La transcription en marge des actes d’état civil s’effectue ensuite auprès de la mairie du lieu de mariage, et de celle du lieu de naissance de chaque époux. Tant qu’elle n’est pas faite, la situation reste inexacte sur les actes délivrés aux tiers.

Ce qui peut se rouvrir, et ce qui ne se rouvre pas

La dissolution du mariage, elle, ne se rouvre pas. Les modalités relatives aux enfants, en revanche, restent modifiables sans limite : l’article 373-2-13 permet à tout moment de saisir le juge aux affaires familiales pour faire modifier ce qui a été convenu sur l’autorité parentale, la résidence ou la contribution à l’entretien, dès lors qu’un élément nouveau le justifie.

La prestation compensatoire suit une logique inverse. Fixée en capital, elle est en principe définitive ; l’article 279 n’ouvre la révision de ses modalités de paiement qu’en cas de changement important dans la situation du débiteur, et la révision du montant lui-même n’est pas offerte. Un capital accepté trop vite ne se rediscute pas parce que la situation a changé deux ans plus tard.

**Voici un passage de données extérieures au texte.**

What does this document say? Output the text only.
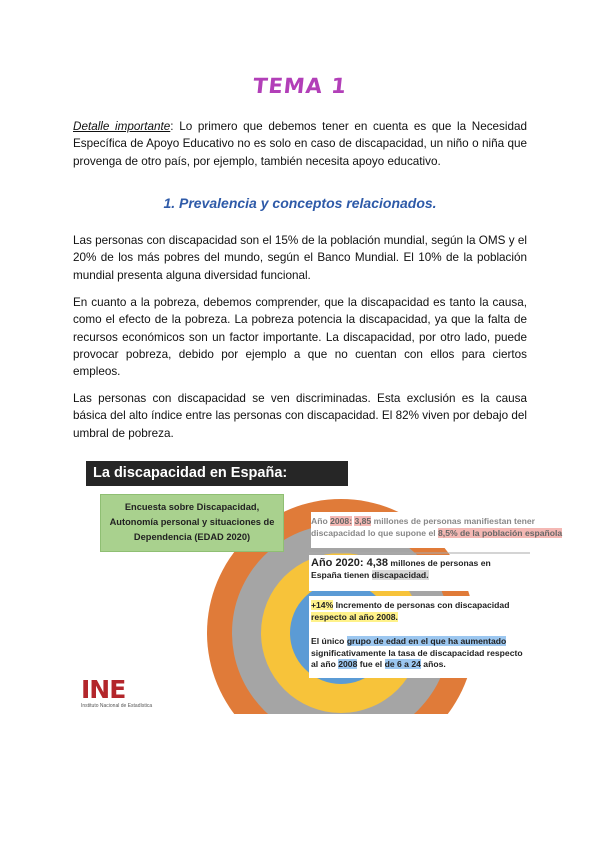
TEMA 1

Detalle importante: Lo primero que debemos tener en cuenta es que la Necesidad Específica de Apoyo Educativo no es solo en caso de discapacidad, un niño o niña que provenga de otro país, por ejemplo, también necesita apoyo educativo.

1. Prevalencia y conceptos relacionados.

Las personas con discapacidad son el 15% de la población mundial, según la OMS y el 20% de los más pobres del mundo, según el Banco Mundial. El 10% de la población mundial presenta alguna diversidad funcional.

En cuanto a la pobreza, debemos comprender, que la discapacidad es tanto la causa, como el efecto de la pobreza. La pobreza potencia la discapacidad, ya que la falta de recursos económicos son un factor importante. La discapacidad, por otro lado, puede provocar pobreza, debido por ejemplo a que no cuentan con ellos para ciertos empleos.

Las personas con discapacidad se ven discriminadas. Esta exclusión es la causa básica del alto índice entre las personas con discapacidad. El 82% viven por debajo del umbral de pobreza.

La discapacidad en España:
Encuesta sobre Discapacidad,
Autonomía personal y situaciones de
Dependencia (EDAD 2020)
Año 2008: 3,85 millones de personas manifiestan tener
discapacidad lo que supone el 8,5% de la población española
Año 2020: 4,38 millones de personas en
España tienen discapacidad.
+14% Incremento de personas con discapacidad
respecto al año 2008.
El único grupo de edad en el que ha aumentado
significativamente la tasa de discapacidad respecto
al año 2008 fue el de 6 a 24 años.
INE
Instituto Nacional de Estadística
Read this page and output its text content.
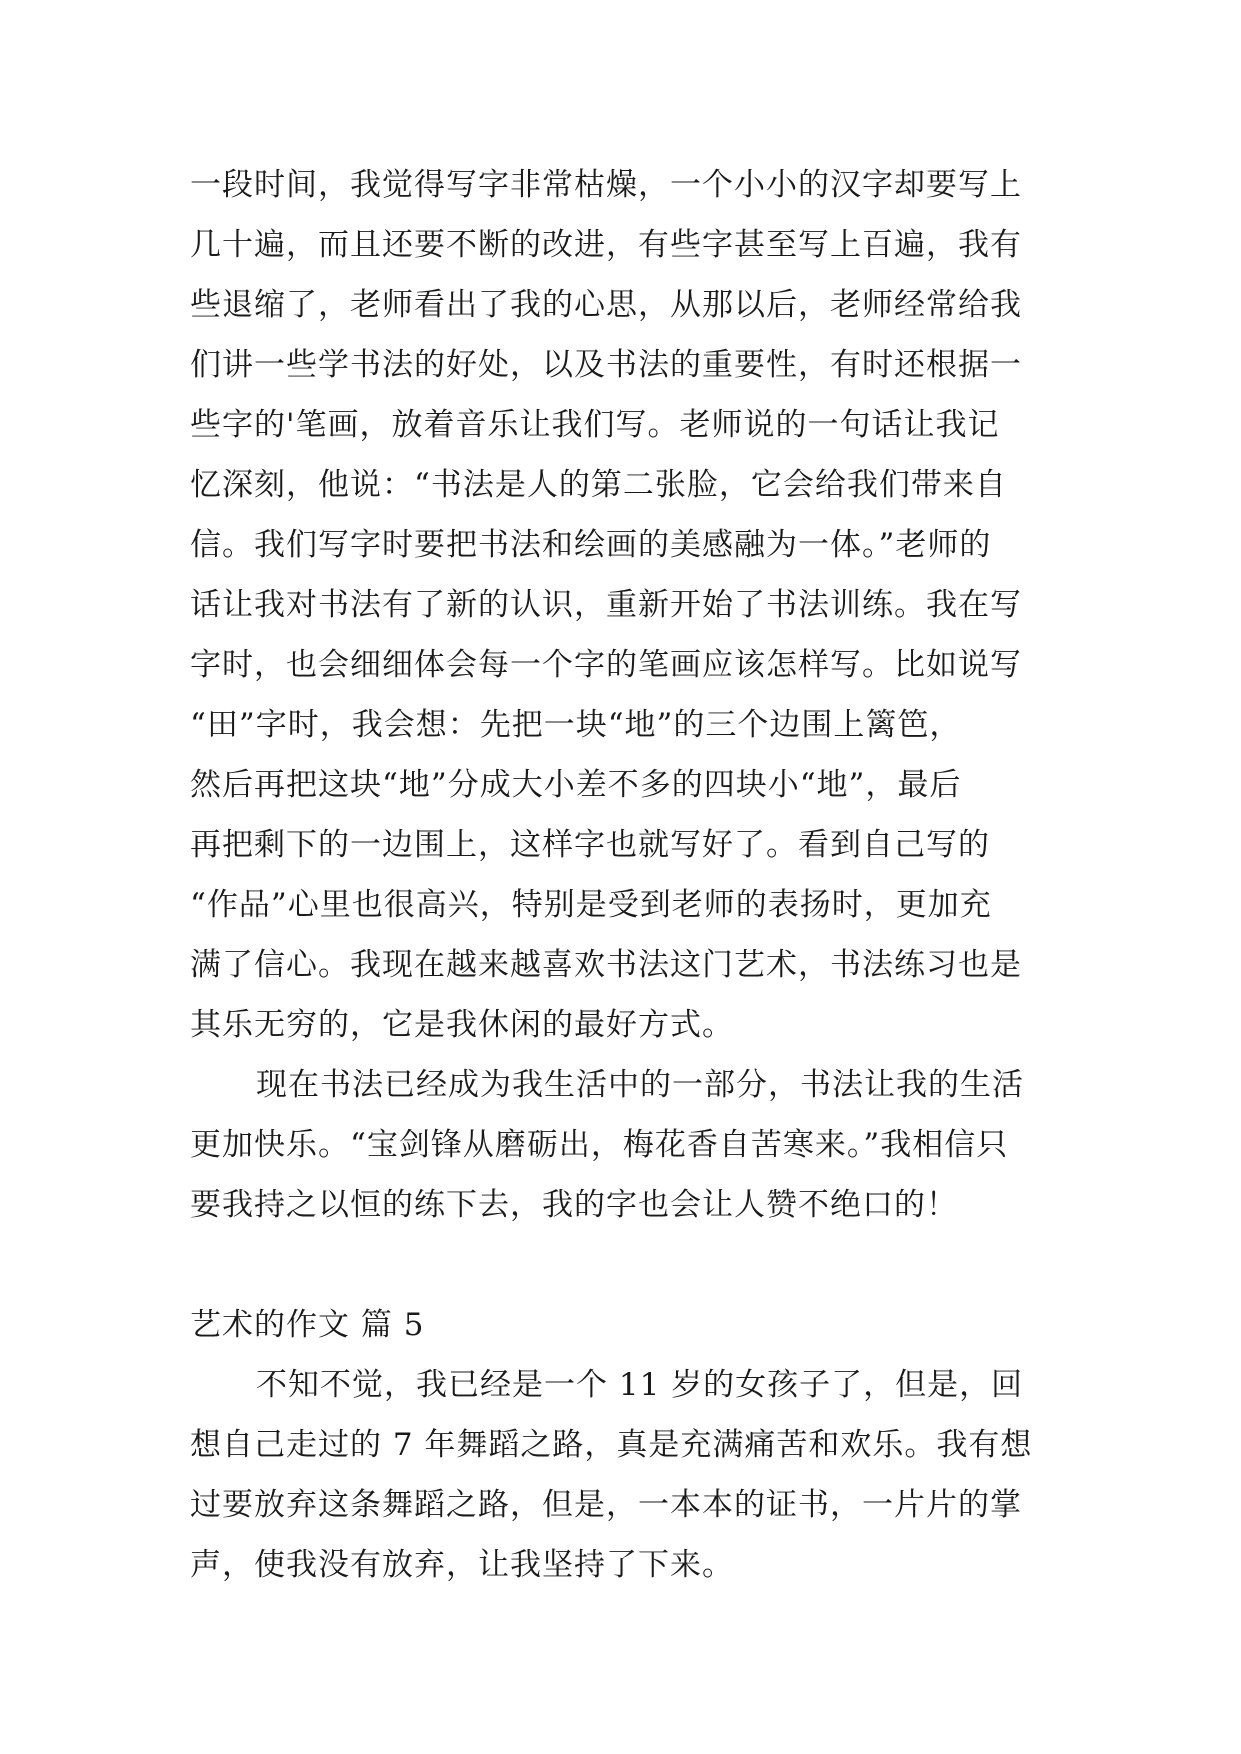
一段时间，我觉得写字非常枯燥，一个小小的汉字却要写上
几十遍，而且还要不断的改进，有些字甚至写上百遍，我有
些退缩了，老师看出了我的心思，从那以后，老师经常给我
们讲一些学书法的好处，以及书法的重要性，有时还根据一
些字的'笔画，放着音乐让我们写。老师说的一句话让我记
忆深刻，他说：“书法是人的第二张脸，它会给我们带来自
信。我们写字时要把书法和绘画的美感融为一体。”老师的
话让我对书法有了新的认识，重新开始了书法训练。我在写
字时，也会细细体会每一个字的笔画应该怎样写。比如说写
“田”字时，我会想：先把一块“地”的三个边围上篱笆，
然后再把这块“地”分成大小差不多的四块小“地”，最后
再把剩下的一边围上，这样字也就写好了。看到自己写的
“作品”心里也很高兴，特别是受到老师的表扬时，更加充
满了信心。我现在越来越喜欢书法这门艺术，书法练习也是
其乐无穷的，它是我休闲的最好方式。
现在书法已经成为我生活中的一部分，书法让我的生活
更加快乐。“宝剑锋从磨砺出，梅花香自苦寒来。”我相信只
要我持之以恒的练下去，我的字也会让人赞不绝口的！
艺术的作文 篇 5
不知不觉，我已经是一个 11 岁的女孩子了，但是，回
想自己走过的 7 年舞蹈之路，真是充满痛苦和欢乐。我有想
过要放弃这条舞蹈之路，但是，一本本的证书，一片片的掌
声，使我没有放弃，让我坚持了下来。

Enfin, la convention reste un contrat : les vices du consentement du droit commun peuvent en principe être invoqués, mais devant le juge et dans des conditions étroites. Ce n’est pas une voie de rattrapage ordinaire.

Où vérifier

Le régime du divorce par consentement mutuel figure aux articles 229 à 229-4 du code civil, créés par la loi n° 2016-1547 du 18 novembre 2016 et applicables depuis le 1er janvier 2017. Les délais de transmission et de dépôt au rang des minutes figurent aux articles 1144 et suivants du code de procédure civile. La révision des mesures relatives aux enfants relève de l’article 373-2-13, la prestation compensatoire des articles 270 à 281.

Les fiches de service-public.fr et de justice.fr décrivent la procédure et mettent à disposition le formulaire d’information du mineur sur son droit à être entendu. Les frais de dépôt au rang des minutes relèvent du tarif réglementé des notaires, révisé par arrêté : le montant en vigueur se vérifie sur le texte tarifaire, jamais de mémoire.

Information vérifiée le 7 septembre 2026.

Sources

Les références citées dans cette page renvoient au texte en vigueur à la date indiquée.